April 6, 2015 | by EDWIN SMITH
A prime number is an integer greater than one whose only positive divisors are 1 and itself. In 1859, G. F. B. Riemann proposed a way to understand how the prime numbers are distributed among the natural numbers.
Riemann’s Hypothesis, still unproven after 156 years, is the focus of the 21st Dalrymple Lecture in Mathematics, set for 6:30 p.m. Thursday (April 9) at the University of Mississippi. Brian Conrey, executive director of the American Institute of Mathematics and professor of mathematics at the University of Bristol in England, is to deliver the address. The event in the Overby Center Auditorium is open to the public.
“For more than 150 years, primes and zeroes remain a million dollar mystery for mathematicians,” Conrey said. ” The stature of this problem has continued to rise so that today it is widely regarded as the most important unsolved problem in all of mathematics.”
An internationally renowned mathematician, Conrey was awarded the Levi L. Conant Prize from the American Mathematics Society for outstanding expository writing for an article he wrote on this problem in 2008.

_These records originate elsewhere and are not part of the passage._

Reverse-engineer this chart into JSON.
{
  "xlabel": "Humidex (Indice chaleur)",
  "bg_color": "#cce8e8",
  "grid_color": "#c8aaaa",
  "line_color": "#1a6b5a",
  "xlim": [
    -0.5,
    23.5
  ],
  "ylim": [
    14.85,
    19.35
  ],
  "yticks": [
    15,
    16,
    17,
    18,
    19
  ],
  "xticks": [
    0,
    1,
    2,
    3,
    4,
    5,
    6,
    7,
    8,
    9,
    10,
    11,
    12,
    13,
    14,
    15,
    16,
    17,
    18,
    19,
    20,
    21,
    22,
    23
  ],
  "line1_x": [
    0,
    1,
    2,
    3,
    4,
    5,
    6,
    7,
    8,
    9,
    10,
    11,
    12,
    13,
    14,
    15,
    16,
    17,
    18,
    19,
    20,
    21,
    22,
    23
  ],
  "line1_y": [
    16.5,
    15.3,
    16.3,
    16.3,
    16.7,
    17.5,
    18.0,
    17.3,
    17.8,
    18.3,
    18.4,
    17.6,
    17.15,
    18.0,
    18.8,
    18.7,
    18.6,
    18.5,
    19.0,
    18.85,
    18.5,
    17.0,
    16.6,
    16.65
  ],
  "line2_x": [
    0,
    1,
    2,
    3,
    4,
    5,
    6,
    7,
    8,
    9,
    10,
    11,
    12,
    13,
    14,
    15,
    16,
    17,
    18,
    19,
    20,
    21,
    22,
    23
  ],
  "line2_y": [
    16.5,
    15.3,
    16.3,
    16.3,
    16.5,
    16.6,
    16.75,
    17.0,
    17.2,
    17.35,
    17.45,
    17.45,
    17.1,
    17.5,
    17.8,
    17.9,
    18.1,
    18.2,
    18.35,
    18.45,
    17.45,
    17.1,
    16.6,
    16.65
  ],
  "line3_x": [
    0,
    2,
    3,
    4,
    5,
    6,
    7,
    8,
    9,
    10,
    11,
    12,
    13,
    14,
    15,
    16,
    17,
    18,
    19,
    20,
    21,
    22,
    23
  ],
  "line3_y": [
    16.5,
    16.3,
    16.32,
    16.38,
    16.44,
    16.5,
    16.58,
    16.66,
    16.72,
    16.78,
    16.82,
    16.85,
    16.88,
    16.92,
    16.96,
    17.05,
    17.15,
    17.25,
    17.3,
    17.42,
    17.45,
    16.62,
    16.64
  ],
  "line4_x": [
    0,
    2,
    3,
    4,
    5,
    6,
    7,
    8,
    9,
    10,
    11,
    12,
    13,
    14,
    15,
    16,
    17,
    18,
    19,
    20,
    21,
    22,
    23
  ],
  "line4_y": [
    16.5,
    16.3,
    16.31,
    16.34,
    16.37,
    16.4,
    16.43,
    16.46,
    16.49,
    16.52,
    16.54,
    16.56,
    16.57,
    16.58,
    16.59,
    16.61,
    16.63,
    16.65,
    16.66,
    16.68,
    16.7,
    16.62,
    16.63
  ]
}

“This year’s topic, the Riemann Hypothesis, is one of the seven $1Million Millennium Prize Problems stated by Clay Mathematics Institute in 2000,” said James Reid, UM professor of mathematics. “Professor Conrey plans to discuss some of the colorful history that surrounds this question.”
Established to bring distinguished speakers to campus to discuss mathematics and mathematics research, the Dalrymple Lecture series was endowed by Mr. and Mrs. Arch Dalrymple II of Amory. Arch Dalrymple attended Cornell University, Amherst College and UM, where he earned a bachelor’s degree in 1947.